Юридивый, оказавшийся профессором Борисом Альбертовичем, стоял, повесив голову, и очень его физиономия была подозрительна. Казалось, он сейчас обратно войдет в роль, хватит посохом по башке сперва темполовца, потом патрульного, и, оседлав «тройку», с диким гиканьем умчится леший знает куда.
— Что мы имеем? — спросил его темполовец. — Мы имеем телесные повреждения легкой степени, нанесенные двум служащим Хронотранса, и угон средства.
Придется дело в суд передавать.
— Передавайте! — зычно потребовал юридивый профессор. — А я вот на суде и распишу, в каком положении институт! Каждый занюханный менеджер машину имеет! Каждый бухгалтер! На что им эти машины? На обед с понтом ездить! А институт четвертый год заявки посылает, ответ один — бюджетом не предусмотрено! Для кого эти машины проектировались — для нас или для них?!?
— А ведь в самом деле… — пробормотал Корсунский. Яненко насторожился — именно так шеф бормотал перед тем, как пожертвовать десять тысяч зеленых детскому дому.
Зная, что некоторым гражданам деньги в руки давать опасно, Яненко вместе с секретаршей Таней стребовали с директора детдома список воспитанников с указанием размеров одежды и обуви, после чего три дня отбирали на оптовых базах все необходимое, потом привезли и каждого ребенка лично ознакомили с его имуществом. При воспоминании об этой акции у Яненко не только последние волосы — лысина дыбом вставала.
И сейчас он явственно видел — в шефе проснулся с трудом убаюканный спонсор.
Корсунский шагнул вперед.
— Меня зовут Александр Артурович Корсунский, банк «Аскольд», отрекомендовался он, одновременно доставая из кармана визитки и двумя руками ловко вручая их темполовцу и патрульному. — Насколько я понимаю, все дело в том, что этот гражданин не может оплатить поездку дальше определенного пункта?

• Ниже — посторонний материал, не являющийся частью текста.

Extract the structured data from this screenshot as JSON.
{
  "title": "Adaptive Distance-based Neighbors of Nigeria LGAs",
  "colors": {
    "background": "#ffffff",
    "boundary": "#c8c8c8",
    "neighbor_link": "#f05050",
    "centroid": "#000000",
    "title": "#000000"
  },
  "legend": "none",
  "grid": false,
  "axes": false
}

Яненко было обрадовался — все теоретически должно было свестись к оплате проезда, а это деньги небольшие. И он уже представил себе информацию, которую можно разместить в газетах: известный банк «Аскольд» покровительствует науке и финансирует экспедицию.

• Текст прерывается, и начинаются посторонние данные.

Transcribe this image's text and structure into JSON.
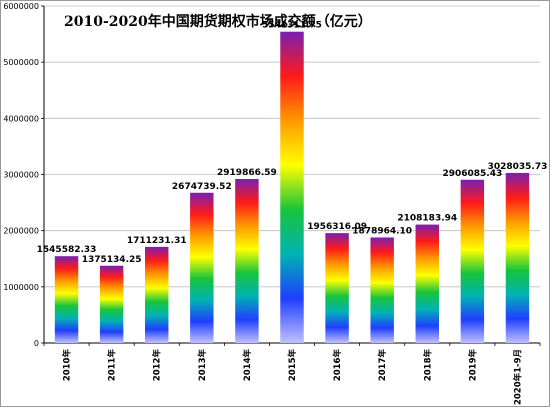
{
  "chart_data": {
    "type": "bar",
    "title": "2010-2020年中国期货期权市场成交额（亿元）",
    "xlabel": "",
    "ylabel": "",
    "categories": [
      "2010年",
      "2011年",
      "2012年",
      "2013年",
      "2014年",
      "2015年",
      "2016年",
      "2017年",
      "2018年",
      "2019年",
      "2020年1-9月"
    ],
    "values": [
      1545582.33,
      1375134.25,
      1711231.31,
      2674739.52,
      2919866.59,
      5542311.75,
      1956316.09,
      1878964.1,
      2108183.94,
      2906085.43,
      3028035.73
    ],
    "data_labels": [
      "1545582.33",
      "1375134.25",
      "1711231.31",
      "2674739.52",
      "2919866.59",
      "5542311.75",
      "1956316.09",
      "1878964.10",
      "2108183.94",
      "2906085.43",
      "3028035.73"
    ],
    "ylim": [
      0,
      6000000
    ],
    "yticks": [
      "0",
      "1000000",
      "2000000",
      "3000000",
      "4000000",
      "5000000",
      "6000000"
    ],
    "grid": true,
    "legend": "none",
    "bar_fill": "rainbow-gradient",
    "gradient_colors": [
      "#7a1fb0",
      "#ff1a1a",
      "#ff9900",
      "#ffff00",
      "#19c43a",
      "#00b3b3",
      "#1f3fff",
      "#c0c0ff"
    ]
  }
}
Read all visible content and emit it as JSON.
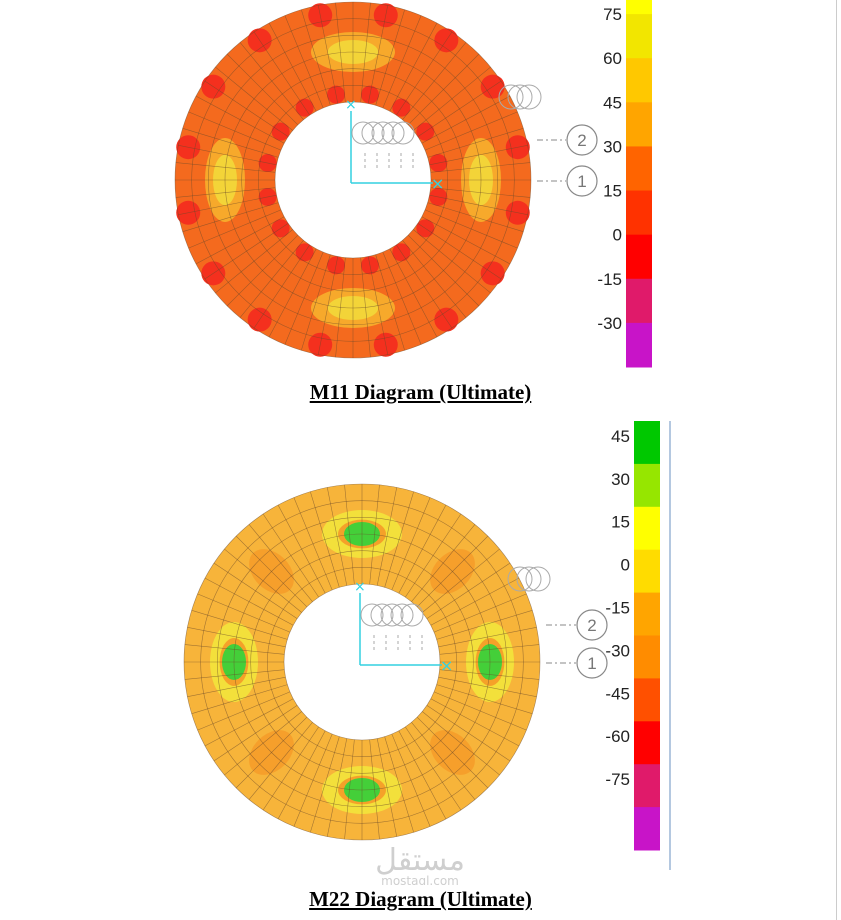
{
  "figures": [
    {
      "id": "m11",
      "caption": "M11 Diagram (Ultimate)",
      "colorbar": {
        "ticks": [
          "75",
          "60",
          "45",
          "30",
          "15",
          "0",
          "-15",
          "-30"
        ],
        "bands": [
          "#ffff00",
          "#f2e600",
          "#ffc800",
          "#ffa500",
          "#ff6400",
          "#ff3200",
          "#ff0000",
          "#e01a6a",
          "#c814c8"
        ]
      },
      "ring_base_color": "#f46a1e",
      "highlight_colors": [
        "#f7b02c",
        "#f2d83a"
      ],
      "hotspot_color": "#f4301e",
      "axis_labels": [
        "2",
        "1"
      ]
    },
    {
      "id": "m22",
      "caption": "M22 Diagram (Ultimate)",
      "colorbar": {
        "ticks": [
          "45",
          "30",
          "15",
          "0",
          "-15",
          "-30",
          "-45",
          "-60",
          "-75"
        ],
        "bands": [
          "#00c800",
          "#96e600",
          "#ffff00",
          "#ffdc00",
          "#ffa500",
          "#ff8c00",
          "#ff5000",
          "#ff0000",
          "#e01a6a",
          "#c814c8"
        ]
      },
      "ring_base_color": "#f7b43a",
      "highlight_colors": [
        "#f2e43c",
        "#f59a28"
      ],
      "hotspot_color": "#3ad23a",
      "axis_labels": [
        "2",
        "1"
      ]
    }
  ],
  "watermark": {
    "arabic": "مستقل",
    "latin": "mostaql.com"
  }
}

— Можно сказать и так, — согласился патрульный. — А можно сказать иначе — до определенно-то пункта он может, куда везет общественный транспорт ну, омнибусы. Скажем, до восемнадцать-пятьдесят. А глубже, уже на восемнадцать-сорок, обычному человеку делать нечего, на эти расстояния спроса не имеется, и туда можно попасть только личным транспортом, которого у него нет, и нанять он тоже не в состоянии. Вот эти историки и безобразничают.
— Нас вынуждает политика государства! — заявил юродивый профессор.